TALES of courage and inspiration hardly ever begin with food packets. This one, however, proved to be an exception, as one learnt at the launch of Khola Baksho (Open Box), a magazine meant to encourage creative writing among marginalised and underprivileged youth, who spend their lives in shelter homes, red light districts, urban slums and railway platforms.
“When poetry writing workshops initially started in our shelter home, I used to look forward to it more for the food packets than anything else,” said Uma Dutta, one of the 10 youth workers of “Kalam: Margins Write”, instrumental in conceiving, developing, editing and designing the magazine.
“Kalam: Margins Write”, is a wing of the NGO Daywalka Foundation, a U.S.-based NGO that fights trafficking in women and children for commercial sexual exploitation, with special focus on India, Nepal and Bangladesh. Kalam, a rights-based creative writing programme, empowers marginalised young people to script their own story instead of it being written and spoken from outside.
The idea of Khola Baksho manifested itself when Uma and other youth workers of Kalam, who had gone through a two-year period of reading, writing and composing poetry, decided that they must do their bit to bring other marginalised voices to the forefront.
So began the journey that saw the youth workers travel through the city as well as the outlying villages, the open box in their hands, urging young people in schools or shelter homes to write about themselves, convincing the uninitiated that in their fledgling efforts lay a world of possibility waiting to be discovered.
Often, the youth workers were turned away at the gates of the institution themselves. Sometimes, they were mistaken for vendors who were selling those boxes. But wherever they managed to deposit their box, they never came back empty handed. “After all, the urge to express our feelings is present in every one of us,” says Uma .
A strong sense of professionalism marked the approach of the youth workers involved in the production process. Mostly in their teens or early twenties, they devoted themselves to the production process, quickly becoming proficient in the use of software necessary to edit and compile the poems written in Hindi, Bengali and Urdu by these new and emerging writers.
“The youth workers, many of whom have a very traumatic past, were more professional and stricter about deadlines than any of us,” said Bishan Samaddar, Programme Coordinator for “Kalam: Margins Write”. The Daywalka Foundation financed the entire initiative.

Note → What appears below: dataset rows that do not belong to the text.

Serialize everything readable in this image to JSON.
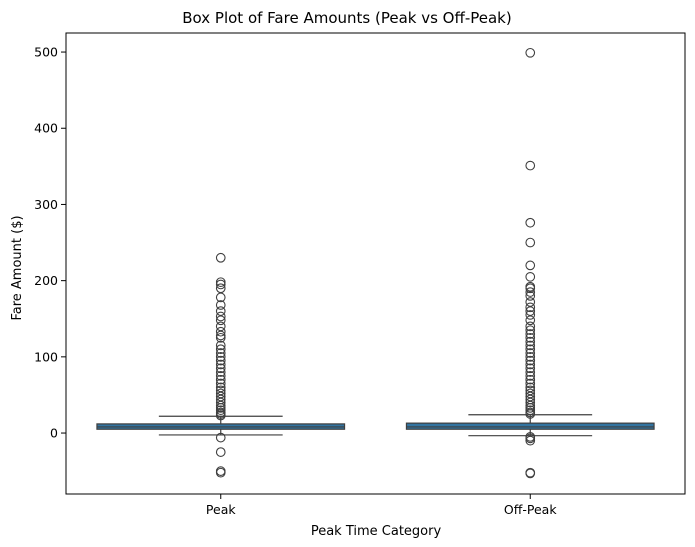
{
  "chart_data": {
    "type": "box",
    "title": "Box Plot of Fare Amounts (Peak vs Off-Peak)",
    "xlabel": "Peak Time Category",
    "ylabel": "Fare Amount ($)",
    "categories": [
      "Peak",
      "Off-Peak"
    ],
    "ylim": [
      -80,
      525
    ],
    "yticks": [
      0,
      100,
      200,
      300,
      400,
      500
    ],
    "grid": false,
    "box_color": "#3274a1",
    "boxes": [
      {
        "category": "Peak",
        "q1": 5,
        "median": 8,
        "q3": 12,
        "whisker_low": -2.5,
        "whisker_high": 22,
        "outliers": [
          -6,
          -25,
          -50,
          -52,
          23,
          25,
          27,
          30,
          33,
          36,
          40,
          44,
          48,
          52,
          56,
          60,
          65,
          70,
          75,
          80,
          85,
          90,
          95,
          100,
          105,
          110,
          115,
          125,
          128,
          133,
          140,
          148,
          153,
          160,
          168,
          178,
          190,
          195,
          198,
          230
        ]
      },
      {
        "category": "Off-Peak",
        "q1": 5,
        "median": 8,
        "q3": 13,
        "whisker_low": -3.5,
        "whisker_high": 24,
        "outliers": [
          -5,
          -7,
          -10,
          -52,
          -53,
          25,
          27,
          30,
          33,
          36,
          40,
          44,
          48,
          52,
          56,
          60,
          65,
          70,
          75,
          80,
          85,
          90,
          95,
          100,
          105,
          110,
          115,
          120,
          125,
          130,
          135,
          140,
          148,
          155,
          160,
          165,
          172,
          180,
          185,
          190,
          192,
          205,
          220,
          250,
          276,
          351,
          499
        ]
      }
    ]
  }
}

At the official launch of the magazine on February 18, the youngsters who had contributed to the magazine read out their poems on the stage in front of an assembled audience.
While a poem by 13-year-old Bobby Makal explored the meaning of life (“What is life, a torn blank page that is carried away by the wind… “), another by Prakash Upadhyay, 14, recounted the memory of a previous love, ending poignantly with: “She left, and in her wake/she left behind her memories.”
What emerged, from the act of reading the poem as well as through the interactive session that followed, was that these young adults had well rounded ways of looking at their past and present and a lot of hope for their future.
So while Prakash wanted to become a radio jockey and Sarathi Khatoon wanted to involve herself in social work, Rahul Goswami was already a part of an aspiring Bengali rock band.
Kalam had initiated this programme as it had felt that the time had come when the margins started writing for themselves instead of waiting for someone outside to do the job.
But as Anindya Chattopadhyay, a youth icon and member of the Bengali rock band Chandrabindu, who had come to launch the inaugural edition rightly summed up, “Poets do not reside in the margins; where they reside is the fountain of creativity.”